Mykhailo Bulkin

Personal information
- Full name: Mykhailo Petrovich Bulkin
- Date of birth: February 8, 1991 (age 34)
- Place of birth: Ukraine SSR, Soviet Union
- Position(s): Midfielder

Senior career*
- Years: Team / Apps / (Gls)
- 2008–2010: Ros Bila Tserkva / 15 / (0)
- 2010–2011: Desna Chernihiv / 9 / (0)
- 2011–2012: Dynamo Khmelnytskyi / 13 / (0)
- 2012–2013: Arsenal Bila Tserkva / 4 / (0)
- 2014: Podillya Khmelnytskyi
- 2016: FC Ukraine United
- 2017: FC Vorkuta

= Mykhailo Bulkin =

Ukrainian footballer

Mykhailo Bulkin (Ukrainian: Михайло Петрович Булкін; born February 8, 1991) is a Ukrainian former footballer who played as a midfielder.
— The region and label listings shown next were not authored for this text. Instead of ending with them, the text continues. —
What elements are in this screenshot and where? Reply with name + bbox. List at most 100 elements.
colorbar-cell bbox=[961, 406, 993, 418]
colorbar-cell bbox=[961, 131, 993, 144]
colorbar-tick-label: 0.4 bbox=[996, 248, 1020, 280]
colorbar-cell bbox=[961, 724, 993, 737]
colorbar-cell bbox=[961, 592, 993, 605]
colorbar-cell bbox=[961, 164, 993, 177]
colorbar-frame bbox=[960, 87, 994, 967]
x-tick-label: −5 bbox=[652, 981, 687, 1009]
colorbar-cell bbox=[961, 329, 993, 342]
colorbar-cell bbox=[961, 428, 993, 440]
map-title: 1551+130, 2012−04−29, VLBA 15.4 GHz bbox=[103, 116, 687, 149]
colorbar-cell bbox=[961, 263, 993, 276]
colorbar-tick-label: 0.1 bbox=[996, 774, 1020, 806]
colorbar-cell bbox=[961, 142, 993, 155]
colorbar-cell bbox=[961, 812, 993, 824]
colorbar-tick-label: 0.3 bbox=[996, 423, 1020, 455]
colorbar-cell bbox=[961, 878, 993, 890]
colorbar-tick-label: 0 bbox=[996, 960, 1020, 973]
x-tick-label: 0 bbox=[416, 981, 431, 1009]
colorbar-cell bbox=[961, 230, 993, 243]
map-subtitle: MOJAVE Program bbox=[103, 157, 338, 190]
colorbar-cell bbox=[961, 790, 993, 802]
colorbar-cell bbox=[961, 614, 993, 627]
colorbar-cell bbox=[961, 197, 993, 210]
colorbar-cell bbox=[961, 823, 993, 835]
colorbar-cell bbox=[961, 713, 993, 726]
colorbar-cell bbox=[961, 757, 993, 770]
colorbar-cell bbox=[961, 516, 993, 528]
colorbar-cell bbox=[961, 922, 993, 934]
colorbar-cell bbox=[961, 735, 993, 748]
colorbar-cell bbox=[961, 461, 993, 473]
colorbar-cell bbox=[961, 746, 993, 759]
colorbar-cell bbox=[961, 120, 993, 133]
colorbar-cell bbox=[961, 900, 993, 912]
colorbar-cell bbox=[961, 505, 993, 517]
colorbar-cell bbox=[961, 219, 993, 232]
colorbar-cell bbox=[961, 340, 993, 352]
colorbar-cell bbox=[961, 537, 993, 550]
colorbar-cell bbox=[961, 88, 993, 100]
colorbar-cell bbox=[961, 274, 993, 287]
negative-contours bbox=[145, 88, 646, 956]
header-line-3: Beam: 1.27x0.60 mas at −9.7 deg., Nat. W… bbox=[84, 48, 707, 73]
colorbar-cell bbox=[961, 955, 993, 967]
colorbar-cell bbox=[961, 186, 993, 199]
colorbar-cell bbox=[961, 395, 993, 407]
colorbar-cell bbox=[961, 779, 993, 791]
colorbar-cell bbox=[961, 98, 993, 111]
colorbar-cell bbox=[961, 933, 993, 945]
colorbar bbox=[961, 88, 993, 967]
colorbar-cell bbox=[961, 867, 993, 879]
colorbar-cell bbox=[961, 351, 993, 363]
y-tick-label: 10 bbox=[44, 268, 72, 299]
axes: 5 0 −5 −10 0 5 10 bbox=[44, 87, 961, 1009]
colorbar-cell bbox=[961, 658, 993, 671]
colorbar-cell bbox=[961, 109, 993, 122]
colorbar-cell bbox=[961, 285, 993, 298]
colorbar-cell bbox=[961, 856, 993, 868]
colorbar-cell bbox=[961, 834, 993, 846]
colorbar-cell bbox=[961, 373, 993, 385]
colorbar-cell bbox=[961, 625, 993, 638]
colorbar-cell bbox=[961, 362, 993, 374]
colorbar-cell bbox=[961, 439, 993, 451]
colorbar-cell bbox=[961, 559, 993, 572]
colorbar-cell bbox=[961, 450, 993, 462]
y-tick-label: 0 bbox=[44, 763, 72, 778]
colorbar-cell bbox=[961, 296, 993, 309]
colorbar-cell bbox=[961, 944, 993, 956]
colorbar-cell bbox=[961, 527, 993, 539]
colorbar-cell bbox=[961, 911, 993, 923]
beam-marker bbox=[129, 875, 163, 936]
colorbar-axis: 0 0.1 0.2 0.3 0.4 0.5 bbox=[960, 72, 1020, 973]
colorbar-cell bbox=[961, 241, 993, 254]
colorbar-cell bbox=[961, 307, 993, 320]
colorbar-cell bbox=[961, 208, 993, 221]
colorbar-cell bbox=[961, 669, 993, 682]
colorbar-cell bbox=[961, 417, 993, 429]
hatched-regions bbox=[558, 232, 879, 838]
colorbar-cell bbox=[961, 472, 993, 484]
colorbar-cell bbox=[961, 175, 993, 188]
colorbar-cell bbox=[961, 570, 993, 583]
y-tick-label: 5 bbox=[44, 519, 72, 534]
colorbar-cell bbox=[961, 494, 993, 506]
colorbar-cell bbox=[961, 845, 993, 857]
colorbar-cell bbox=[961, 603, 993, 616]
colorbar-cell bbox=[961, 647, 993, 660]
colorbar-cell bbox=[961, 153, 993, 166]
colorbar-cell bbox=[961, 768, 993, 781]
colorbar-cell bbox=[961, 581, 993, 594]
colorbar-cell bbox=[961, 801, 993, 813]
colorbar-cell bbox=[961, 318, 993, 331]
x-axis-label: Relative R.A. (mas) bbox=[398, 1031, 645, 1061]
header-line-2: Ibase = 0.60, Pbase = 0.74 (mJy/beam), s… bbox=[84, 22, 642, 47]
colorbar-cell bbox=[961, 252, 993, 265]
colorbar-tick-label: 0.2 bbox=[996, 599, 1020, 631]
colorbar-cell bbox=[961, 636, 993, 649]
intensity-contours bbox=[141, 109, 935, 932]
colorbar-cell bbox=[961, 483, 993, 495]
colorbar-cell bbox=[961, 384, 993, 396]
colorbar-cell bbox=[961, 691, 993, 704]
Bulkin started his career at the youth level with Dynamo Khmelnytskyi. He joined the professional ranks in 2008 with Ros Bila Tserkva and played several years in the Ukrainian Second League. Ultimately, he landed in the Ukrainian First League with Arsenal Bila Tserkva. Following his brief run with Arsenal, he played locally and finally abroad in Canada, where he finished his career.

== Club career ==

=== Ukraine ===
Bulkin was a product of Dynamo Khmelnytskyi's youth system. After graduating from Dynamo, he joined the professional ranks in 2008 by signing with Ros Bila Tserkva in the Ukrainian Second League. His tenure in Bila Tserkva lasted for two seasons, during which he appeared in a total of 15 matches. In the summer of 2010, he joined division rivals Desna Chernihiv and made his debut in the Ukrainian Cup against Enerhiya Nova Kakhovka. In his single season with Desna, he made 9 league appearances.

Bulkin returned to his former club, Dynamo Khmelnytskyi, by joining the senior team in 2011. His time with Dynamo was short-lived as he left the club at the end of the season. Following his departure from Dynamo, he signed with Arsenal Bila Tserkva, which played in the Ukrainian First League. His time in the country's second-tier league was cut short as he was released after the arrival of a new manager. After his release from Arsenal, he rejoined his former club Dynamo Khmelnytskyi under their new name Podillya Khmelnytskyi in the Ukrainian Amateur Football Championship.

=== Canada ===
In the summer of 2016, Bulkin played abroad in the Canadian Soccer League with FC Ukraine United. In his debut season in the Canadian circuit, he helped the club secure a playoff berth by finishing second in the league's first division. In the first round of the playoffs, the club defeated the Brantford Galaxy. The club's playoff run ended in the next round after a defeat by the Serbian White Eagles.

The following season, he signed with league rivals FC Vorkuta. Throughout the season, he assisted Vorkuta in securing the divisional title. Vorkuta would be eliminated from the playoffs in the first round by Scarborough SC.

== Managerial career ==
In 2021, he became a youth coach for Podillya Khmelnytskyi.